How is this function different than the previous one? Consider the number of operations that will be run in this function. If the inputted data array includes ten elements, the loop inside of the function will run ten times.

Input Length Approximate Number of Operations
0 (Empty) 0
10 10
100 100
1,000 1,000
10,000 10,000

This function is in linear time, also referred to as a time complexity of O(n). As the length of the array increases in size (i.e., as n gets larger), the number of operations increases at the same rate. Notice that the table above describes the approximate number of operations. This function does have a couple of other operations, but at large numbers they do not affect the overall trend of the function.

Linear time complexity graph.

As you can see in the graph above, as the input size increases the run time increases. Because this graph is a straight line, it is referred to as linear time complexity.

Quadratic time

The function below is O(n²) time complexity, also referred to as quadratic or exponential.

function getAllAlbumTitles(data) {
  const titles = [];
  for (let artist of data) {
    for (let album of artist.albums) {
      titles.push(album.title);
    }
  }
  return titles;
}

Assume that there are 10 elements in the data array, each of which have a key called albums which has 10 albums within it. This means that for every artist 10 iterations must be completed to access each of the album titles. If that happens 10 times for each artist, approximately 100 operations must occur before the function is complete.

Input Length Approximate Number of Operations
0 (Empty) 0
10 100
100 10,000
1,000 1,000,000
10,000 100,000,000

As you can see, nested loops can lead to many operations more than the inputted array length. Quadratic formulas are unavoidable at times, but are generally considered not very performant. When working on large data sets, software developers will take care to avoid using these kind of formulas if time is of the essence.

Quadratic complexity table.

The graph above shows how increasing the input in a quadratic algorithm leads to increasing the run time. You should also notice that as the input grows larger, the curve gets steeper.

Reducing complexities

In the previous example, you may have wondered how the algorithm would be measured if each artist did not contain an album array of the same size. It's unlikely that every artist in the data set would have the exact same number of albums.

Even though the measurement could be more complex, software developers focus on the worst-case scenario. For example, the worst-case scenario could be that there are 1,000 artists and each artist has 1,000 albums. Even if some of those artists don't have that many albums, it's better to lean towards the worst-case scenario as opposed to hope for the best.

However, every data set is different. In this case, you may know that no artist in your data set has more than 20 albums. If that were the case, you may say the complexity of the function could be written as O(n 𝗑 20), or O(20n). This would represent the fact that, in the worst-case scenario, the function would perform a number of operations equal to 20 times the length of the array.

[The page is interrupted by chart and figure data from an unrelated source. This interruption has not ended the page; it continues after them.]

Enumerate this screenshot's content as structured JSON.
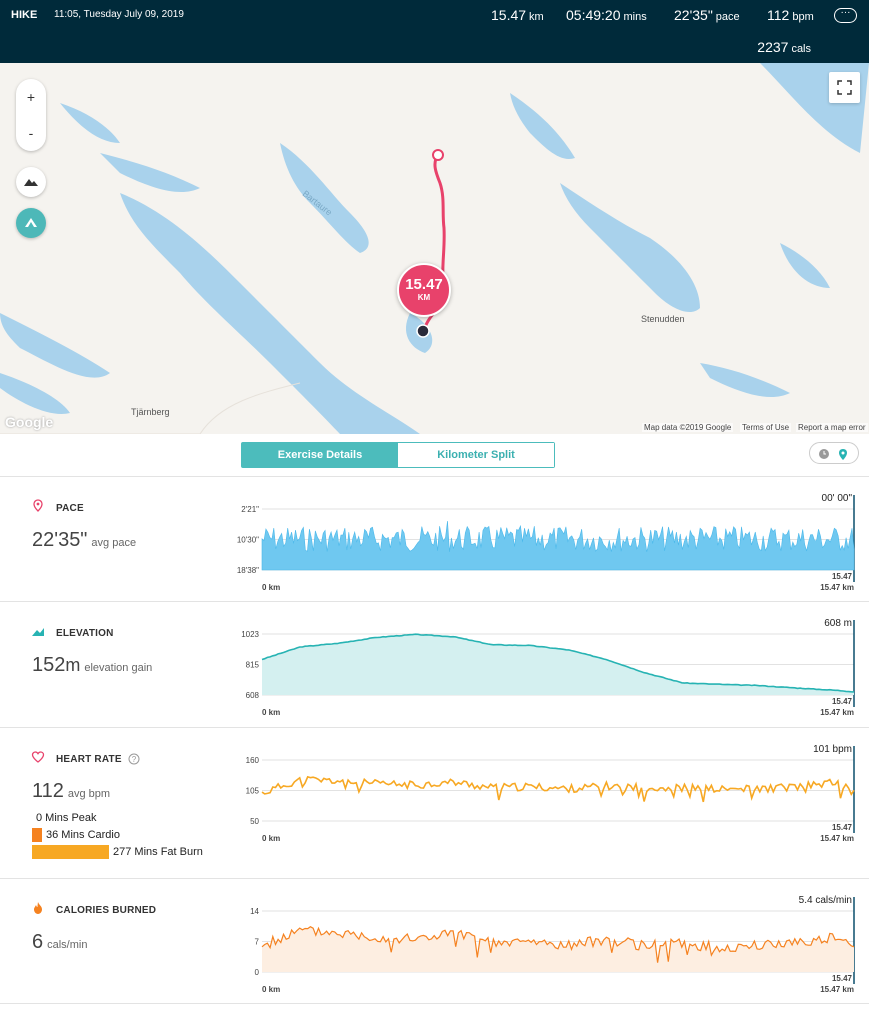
{
  "header": {
    "activity_type": "HIKE",
    "datetime": "11:05, Tuesday July 09, 2019",
    "distance_value": "15.47",
    "distance_unit": "km",
    "duration_value": "05:49:20",
    "duration_unit": "mins",
    "pace_value": "22'35\"",
    "pace_unit": "pace",
    "heart_value": "112",
    "heart_unit": "bpm",
    "calories_value": "2237",
    "calories_unit": "cals",
    "more_label": "···"
  },
  "map": {
    "zoom_in": "+",
    "zoom_out": "-",
    "pin_value": "15.47",
    "pin_unit": "KM",
    "places": [
      "Stenudden",
      "Tjärnberg",
      "Bartaure"
    ],
    "google": "Google",
    "map_data": "Map data ©2019 Google",
    "terms": "Terms of Use",
    "report": "Report a map error",
    "route_color": "#e8426b"
  },
  "tabs": {
    "exercise_details": "Exercise Details",
    "kilometer_split": "Kilometer Split"
  },
  "pace": {
    "title": "PACE",
    "value": "22'35\"",
    "label": "avg pace",
    "readout": "00' 00\"",
    "y_ticks": [
      "2'21\"",
      "10'30\"",
      "18'38\""
    ],
    "x_start": "0 km",
    "x_end": "15.47 km",
    "end_marker": "15.47"
  },
  "elevation": {
    "title": "ELEVATION",
    "value": "152",
    "unit": "m",
    "label": "elevation gain",
    "readout": "608 m",
    "y_ticks": [
      "1023",
      "815",
      "608"
    ],
    "x_start": "0 km",
    "x_end": "15.47 km",
    "end_marker": "15.47"
  },
  "heart": {
    "title": "HEART RATE",
    "value": "112",
    "label": "avg bpm",
    "readout": "101 bpm",
    "y_ticks": [
      "160",
      "105",
      "50"
    ],
    "x_start": "0 km",
    "x_end": "15.47 km",
    "end_marker": "15.47",
    "zones": [
      {
        "label": "0 Mins Peak",
        "minutes": 0
      },
      {
        "label": "36 Mins Cardio",
        "minutes": 36
      },
      {
        "label": "277 Mins Fat Burn",
        "minutes": 277
      }
    ]
  },
  "calories": {
    "title": "CALORIES BURNED",
    "value": "6",
    "label": "cals/min",
    "readout": "5.4 cals/min",
    "y_ticks": [
      "14",
      "7",
      "0"
    ],
    "x_start": "0 km",
    "x_end": "15.47 km",
    "end_marker": "15.47"
  },
  "chart_data": [
    {
      "type": "area",
      "title": "PACE",
      "x_range_km": [
        0,
        15.47
      ],
      "y_ticks": [
        "2'21\"",
        "10'30\"",
        "18'38\""
      ],
      "color": "#6fc8f0",
      "shape": "noisy band mostly between 10'30\" and 18'38\" with one spike near 5 km"
    },
    {
      "type": "area",
      "title": "ELEVATION",
      "x_km": [
        0,
        1,
        2,
        3,
        4,
        5,
        6,
        7,
        8,
        9,
        10,
        11,
        12,
        13,
        14,
        15,
        15.47
      ],
      "y_m": [
        850,
        935,
        960,
        1000,
        1020,
        1005,
        950,
        945,
        915,
        850,
        760,
        690,
        680,
        672,
        655,
        640,
        630
      ],
      "ylim": [
        608,
        1023
      ],
      "color": "#27b3b3"
    },
    {
      "type": "line",
      "title": "HEART RATE",
      "x_km": [
        0,
        1,
        2,
        3,
        4,
        5,
        6,
        7,
        8,
        9,
        10,
        11,
        12,
        13,
        14,
        15,
        15.47
      ],
      "y_bpm": [
        100,
        125,
        122,
        117,
        115,
        120,
        110,
        112,
        108,
        113,
        110,
        110,
        107,
        108,
        112,
        120,
        101
      ],
      "ylim": [
        50,
        160
      ],
      "color": "#f7a823"
    },
    {
      "type": "area",
      "title": "CALORIES BURNED",
      "x_km": [
        0,
        1,
        2,
        3,
        4,
        5,
        6,
        7,
        8,
        9,
        10,
        11,
        12,
        13,
        14,
        15,
        15.47
      ],
      "y_cals": [
        6,
        9.5,
        9,
        8,
        7.5,
        9,
        6.5,
        7,
        6,
        7.5,
        6,
        6.5,
        5.5,
        6,
        7,
        8,
        5.4
      ],
      "ylim": [
        0,
        14
      ],
      "color": "#f58220"
    }
  ]
}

Even this, however, can be reduced. When measuring the Big O of different algorithms, it is typical to reduce constant values to 1. This means that, as long as you can assure that there is a reasonable limit to the amount of albums per artist, the function above could even be considered O(n).

While this specific example can allow for such nuance, when measuring algorithms as part of interviews, it is best to rely on the very worst-case scenario. So, O(n²) is still an acceptable measurement for this function, as it assumes infinitely large inputs.

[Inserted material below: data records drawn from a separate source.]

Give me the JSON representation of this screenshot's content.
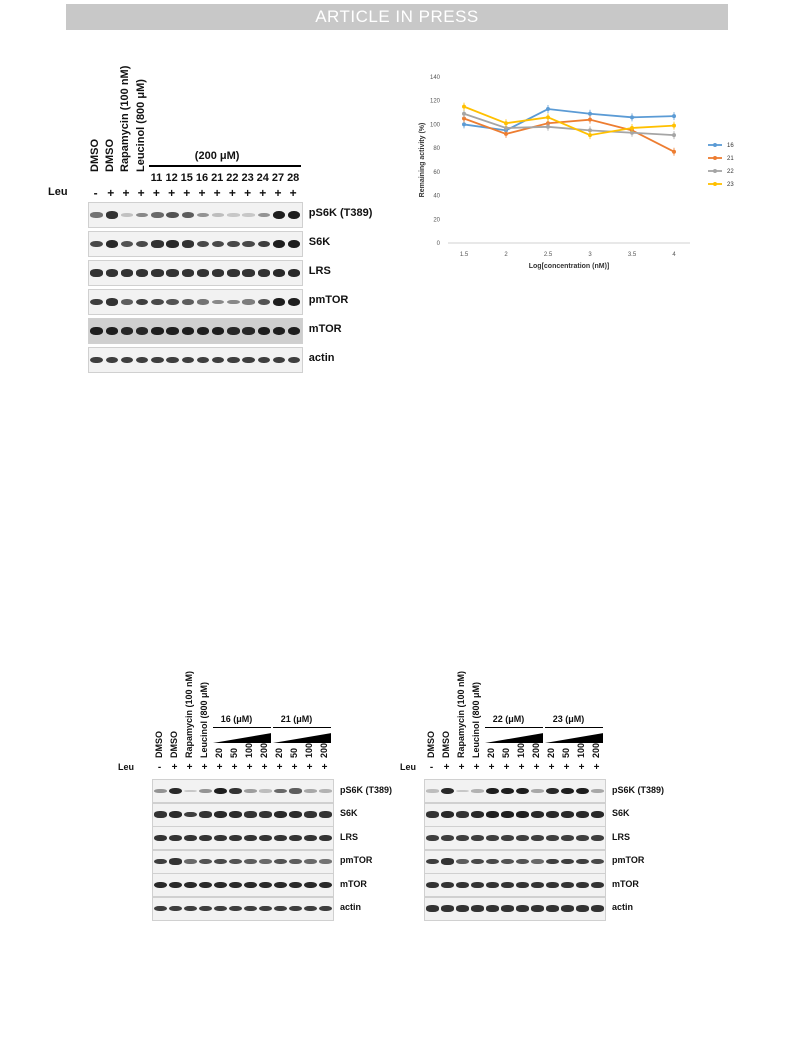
{
  "banner": "ARTICLE IN PRESS",
  "colors": {
    "s16": "#5b9bd5",
    "s21": "#ed7d31",
    "s22": "#a5a5a5",
    "s23": "#ffc000"
  },
  "panelA": {
    "leu_label": "Leu",
    "lane_labels": [
      "DMSO",
      "DMSO",
      "Rapamycin (100 nM)",
      "Leucinol (800 μM)"
    ],
    "group_header": "(200 μM)",
    "compounds": [
      "11",
      "12",
      "15",
      "16",
      "21",
      "22",
      "23",
      "24",
      "27",
      "28"
    ],
    "leu_signs": [
      "-",
      "+",
      "+",
      "+",
      "+",
      "+",
      "+",
      "+",
      "+",
      "+",
      "+",
      "+",
      "+",
      "+"
    ],
    "blots": [
      {
        "label": "pS6K (T389)",
        "bg": "light",
        "intensity": [
          0.45,
          0.75,
          0.08,
          0.35,
          0.5,
          0.6,
          0.55,
          0.3,
          0.1,
          0.05,
          0.05,
          0.3,
          1.0,
          1.0
        ]
      },
      {
        "label": "S6K",
        "bg": "light",
        "intensity": [
          0.65,
          0.8,
          0.6,
          0.65,
          0.75,
          0.8,
          0.75,
          0.65,
          0.65,
          0.65,
          0.65,
          0.7,
          1.0,
          1.0
        ]
      },
      {
        "label": "LRS",
        "bg": "light",
        "intensity": [
          0.75,
          0.75,
          0.75,
          0.75,
          0.75,
          0.75,
          0.75,
          0.75,
          0.75,
          0.75,
          0.75,
          0.75,
          0.8,
          0.8
        ]
      },
      {
        "label": "pmTOR",
        "bg": "light",
        "intensity": [
          0.7,
          0.75,
          0.55,
          0.7,
          0.65,
          0.6,
          0.55,
          0.45,
          0.35,
          0.35,
          0.4,
          0.6,
          0.9,
          0.95
        ]
      },
      {
        "label": "mTOR",
        "bg": "gray",
        "intensity": [
          0.85,
          0.85,
          0.8,
          0.8,
          0.85,
          0.85,
          0.85,
          0.85,
          0.85,
          0.8,
          0.8,
          0.85,
          0.95,
          0.95
        ]
      },
      {
        "label": "actin",
        "bg": "light",
        "intensity": [
          0.7,
          0.7,
          0.7,
          0.7,
          0.7,
          0.7,
          0.7,
          0.7,
          0.7,
          0.7,
          0.7,
          0.7,
          0.7,
          0.7
        ]
      }
    ]
  },
  "chart_data": {
    "type": "line",
    "title": "",
    "xlabel": "Log[concentration (nM)]",
    "ylabel": "Remaining activity (%)",
    "categories": [
      "1.5",
      "2",
      "2.5",
      "3",
      "3.5",
      "4"
    ],
    "yticks": [
      "0",
      "20",
      "40",
      "60",
      "80",
      "100",
      "120",
      "140"
    ],
    "ylim": [
      0,
      140
    ],
    "grid": false,
    "legend": "right",
    "series": [
      {
        "name": "16",
        "color": "#5b9bd5",
        "values": [
          100,
          95,
          113,
          109,
          106,
          107
        ]
      },
      {
        "name": "21",
        "color": "#ed7d31",
        "values": [
          105,
          92,
          101,
          104,
          95,
          77
        ]
      },
      {
        "name": "22",
        "color": "#a5a5a5",
        "values": [
          109,
          97,
          98,
          95,
          93,
          91
        ]
      },
      {
        "name": "23",
        "color": "#ffc000",
        "values": [
          115,
          101,
          106,
          91,
          97,
          99
        ]
      }
    ]
  },
  "panelB": {
    "leu_label": "Leu",
    "lane_labels": [
      "DMSO",
      "DMSO",
      "Rapamycin (100 nM)",
      "Leucinol (800 μM)"
    ],
    "group_headers": [
      "16 (μM)",
      "21 (μM)"
    ],
    "doses": [
      "20",
      "50",
      "100",
      "200",
      "20",
      "50",
      "100",
      "200"
    ],
    "leu_signs": [
      "-",
      "+",
      "+",
      "+",
      "+",
      "+",
      "+",
      "+",
      "+",
      "+",
      "+",
      "+"
    ],
    "blots": [
      {
        "label": "pS6K (T389)",
        "bg": "light",
        "intensity": [
          0.3,
          0.8,
          0.05,
          0.3,
          0.85,
          0.75,
          0.25,
          0.1,
          0.5,
          0.55,
          0.2,
          0.15
        ]
      },
      {
        "label": "S6K",
        "bg": "light",
        "intensity": [
          0.75,
          0.8,
          0.7,
          0.75,
          0.8,
          0.8,
          0.75,
          0.75,
          0.8,
          0.8,
          0.75,
          0.75
        ]
      },
      {
        "label": "LRS",
        "bg": "light",
        "intensity": [
          0.75,
          0.75,
          0.75,
          0.75,
          0.75,
          0.75,
          0.75,
          0.75,
          0.75,
          0.75,
          0.75,
          0.75
        ]
      },
      {
        "label": "pmTOR",
        "bg": "light",
        "intensity": [
          0.7,
          0.75,
          0.5,
          0.6,
          0.65,
          0.6,
          0.55,
          0.5,
          0.6,
          0.55,
          0.5,
          0.45
        ]
      },
      {
        "label": "mTOR",
        "bg": "light",
        "intensity": [
          0.8,
          0.8,
          0.8,
          0.8,
          0.8,
          0.8,
          0.8,
          0.8,
          0.8,
          0.8,
          0.8,
          0.8
        ]
      },
      {
        "label": "actin",
        "bg": "light",
        "intensity": [
          0.7,
          0.7,
          0.7,
          0.7,
          0.7,
          0.7,
          0.7,
          0.7,
          0.7,
          0.7,
          0.7,
          0.7
        ]
      }
    ]
  },
  "panelC": {
    "leu_label": "Leu",
    "lane_labels": [
      "DMSO",
      "DMSO",
      "Rapamycin (100 nM)",
      "Leucinol (800 μM)"
    ],
    "group_headers": [
      "22 (μM)",
      "23 (μM)"
    ],
    "doses": [
      "20",
      "50",
      "100",
      "200",
      "20",
      "50",
      "100",
      "200"
    ],
    "leu_signs": [
      "-",
      "+",
      "+",
      "+",
      "+",
      "+",
      "+",
      "+",
      "+",
      "+",
      "+",
      "+"
    ],
    "blots": [
      {
        "label": "pS6K (T389)",
        "bg": "light",
        "intensity": [
          0.1,
          0.8,
          0.05,
          0.15,
          0.85,
          0.85,
          0.9,
          0.2,
          0.8,
          0.85,
          0.95,
          0.2
        ]
      },
      {
        "label": "S6K",
        "bg": "light",
        "intensity": [
          0.75,
          0.8,
          0.75,
          0.8,
          0.85,
          0.85,
          0.85,
          0.8,
          0.8,
          0.8,
          0.8,
          0.8
        ]
      },
      {
        "label": "LRS",
        "bg": "light",
        "intensity": [
          0.7,
          0.7,
          0.7,
          0.7,
          0.7,
          0.7,
          0.7,
          0.7,
          0.7,
          0.7,
          0.7,
          0.7
        ]
      },
      {
        "label": "pmTOR",
        "bg": "light",
        "intensity": [
          0.7,
          0.75,
          0.55,
          0.65,
          0.65,
          0.6,
          0.6,
          0.5,
          0.7,
          0.7,
          0.7,
          0.65
        ]
      },
      {
        "label": "mTOR",
        "bg": "light",
        "intensity": [
          0.75,
          0.75,
          0.75,
          0.75,
          0.75,
          0.75,
          0.75,
          0.75,
          0.75,
          0.75,
          0.75,
          0.75
        ]
      },
      {
        "label": "actin",
        "bg": "light",
        "intensity": [
          0.75,
          0.75,
          0.75,
          0.75,
          0.75,
          0.75,
          0.75,
          0.75,
          0.75,
          0.75,
          0.75,
          0.75
        ]
      }
    ]
  }
}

Other common time complexities

The three time complexities above are some of the most common that you have already seen so far. There are two other complexities that are quite common although you may not have seen much of them.

  • Logarithmic or O(log(n)): The logarithm of a function is the inverse to an exponent. Put another way, logarithmic algorithms actually level level off as the number of inputs increases, as you can see in the graph below. Logarithmic algorithms are considered to be excellent regarding efficiency, and is typically represented by binary search.

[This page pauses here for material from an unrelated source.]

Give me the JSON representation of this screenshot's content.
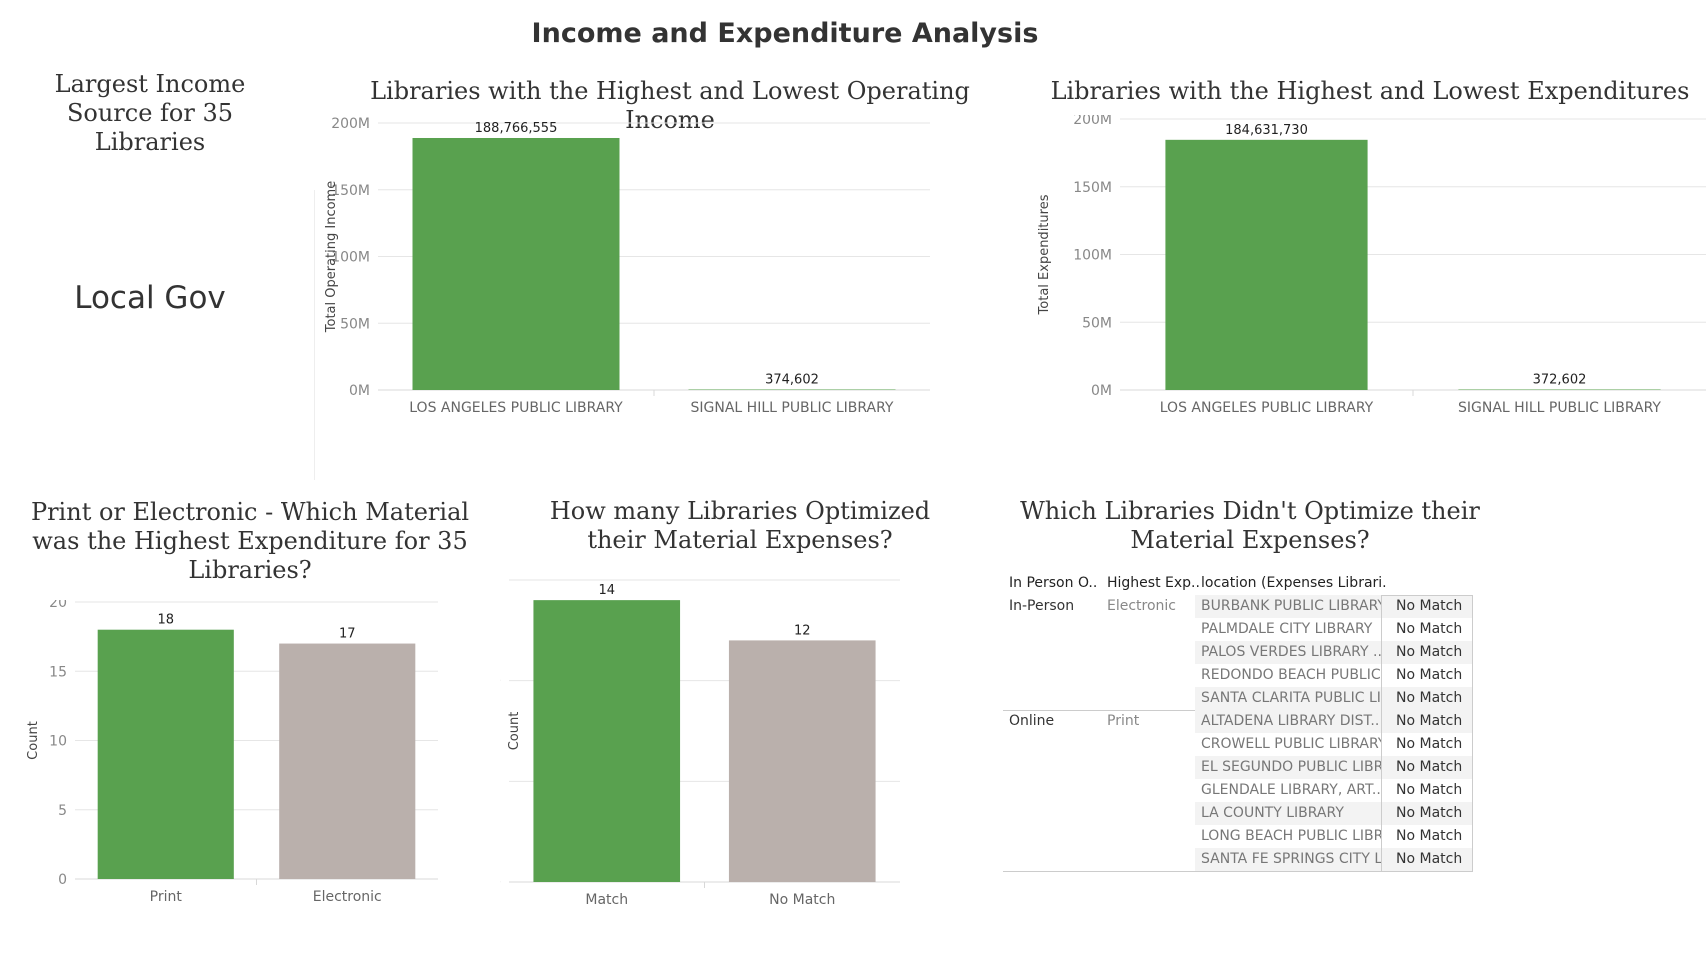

    Logarithmic complexity.

  • Factorial or O(n!): In mathematics, the factorial of a positive integer is the product of all positive integers leading up that integer. For example, the factorial of the number 5, represented as "5!", is equal to 1 times 2 times 3 times 4 times 5. Factorial algorithms can be found where every permutation of a set of data must be accessed. They are considered very inefficient.

    Factorial complexity graph.